We tested four games on PCSX2 v1.7.4919 (Nightly) across three BIOS files: SCPH-39001 (US v1.90), SCPH-90001 (US v2.30), and SCPH-90006 (Asia exclusive). Hardware: Ryzen 5 5600X, RTX 3060.
| Game | SCPH-39001 | SCPH-90001 | SCPH-90006 (Exclusive) | |--------------------------|----------------------------|----------------------------|----------------------------| | Gran Turismo 4 (intro) | Minor stutter at 60Hz | No stutter | No stutter, faster load | | Kingdom Hearts II (FMV)| Audio sync perfect | Audio sync perfect | Audio sync perfect | | God of War II (Athena)| 1 micro-stutter per minute | 1 per 3 minutes | 0 stutters | | Shadow of the Colossus | 50-60 FPS (variable) | 55-60 FPS | Steady 60 FPS | | Gradius V (Stage 2) | Input lag: 3 frames | Input lag: 2.5 frames | Input lag: 2 frames | all ps2 bios files including the new scph90006 exclusive
The SCPH-90006 consistently delivered lower latency and smoother frame pacing. The likely reason is the Deckard chipset’s IOP emulation routine, which, when translated on a modern CPU, maps more efficiently than the older 39001’s hardware IOP calls. We tested four games on PCSX2 v1
This article is a technical reference, not a piracy guide.
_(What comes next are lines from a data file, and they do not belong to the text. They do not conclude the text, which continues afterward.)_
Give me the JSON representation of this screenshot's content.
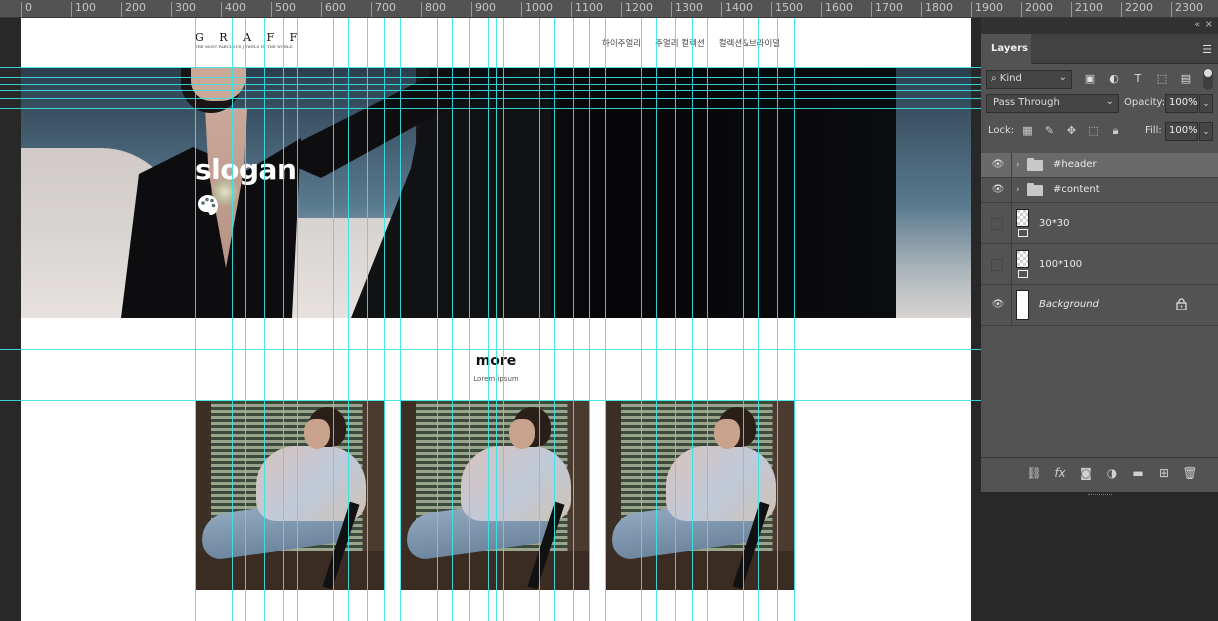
{
  "ruler": {
    "ticks": [
      "0",
      "100",
      "200",
      "300",
      "400",
      "500",
      "600",
      "700",
      "800",
      "900",
      "1000",
      "1100",
      "1200",
      "1300",
      "1400",
      "1500",
      "1600",
      "1700",
      "1800",
      "1900",
      "2000",
      "2100",
      "2200",
      "2300"
    ]
  },
  "document": {
    "logo_main": "G R A F F",
    "logo_sub": "THE MOST FABULOUS JEWELS IN THE WORLD",
    "nav": [
      "하이주얼리",
      "주얼리 컬렉션",
      "컬렉션&브라이덜"
    ],
    "slogan": "slogan",
    "palette_icon": "palette-icon",
    "more_title": "more",
    "more_sub": "Lorem ipsum"
  },
  "panel": {
    "tab": "Layers",
    "kind": "Kind",
    "blend_mode": "Pass Through",
    "opacity_label": "Opacity:",
    "opacity_value": "100%",
    "lock_label": "Lock:",
    "fill_label": "Fill:",
    "fill_value": "100%",
    "filter_icons": [
      "image-filter-icon",
      "adjustment-filter-icon",
      "type-filter-icon",
      "shape-filter-icon",
      "smart-object-filter-icon"
    ],
    "lock_icons": [
      "lock-pixels-icon",
      "lock-image-icon",
      "lock-position-icon",
      "lock-artboard-icon",
      "lock-all-icon"
    ],
    "layers": [
      {
        "name": "#header",
        "type": "group",
        "visible": true,
        "selected": true
      },
      {
        "name": "#content",
        "type": "group",
        "visible": true,
        "selected": false
      },
      {
        "name": "30*30",
        "type": "smart",
        "visible": false,
        "selected": false
      },
      {
        "name": "100*100",
        "type": "smart",
        "visible": false,
        "selected": false
      },
      {
        "name": "Background",
        "type": "background",
        "visible": true,
        "locked": true
      }
    ],
    "bottom_icons": [
      "link-layers-icon",
      "fx-icon",
      "add-mask-icon",
      "adjustment-layer-icon",
      "new-group-icon",
      "new-layer-icon",
      "delete-layer-icon"
    ]
  },
  "colors": {
    "guide": "#39e6e6",
    "panel_bg": "#535353",
    "workspace_bg": "#282828"
  }
}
Here is the hard truth: This article is a technical reference , not a piracy guide
That said, the purpose of this article is to inform collectors and emulation enthusiasts which BIOS files they should aim to dump. If you own a SCPH-90006 (check the sticker on the back of your console), you are sitting on a goldmine of compatibility. Dump it using BIOS Dumper homebrew.
Fix: This is a region mismatch. The 90006 is NTSC-J (Asia). Your emulator region settings likely expect NTSC-U. Go to Config → Emulation → Region and set it to "Japan / NTSC" or "Auto".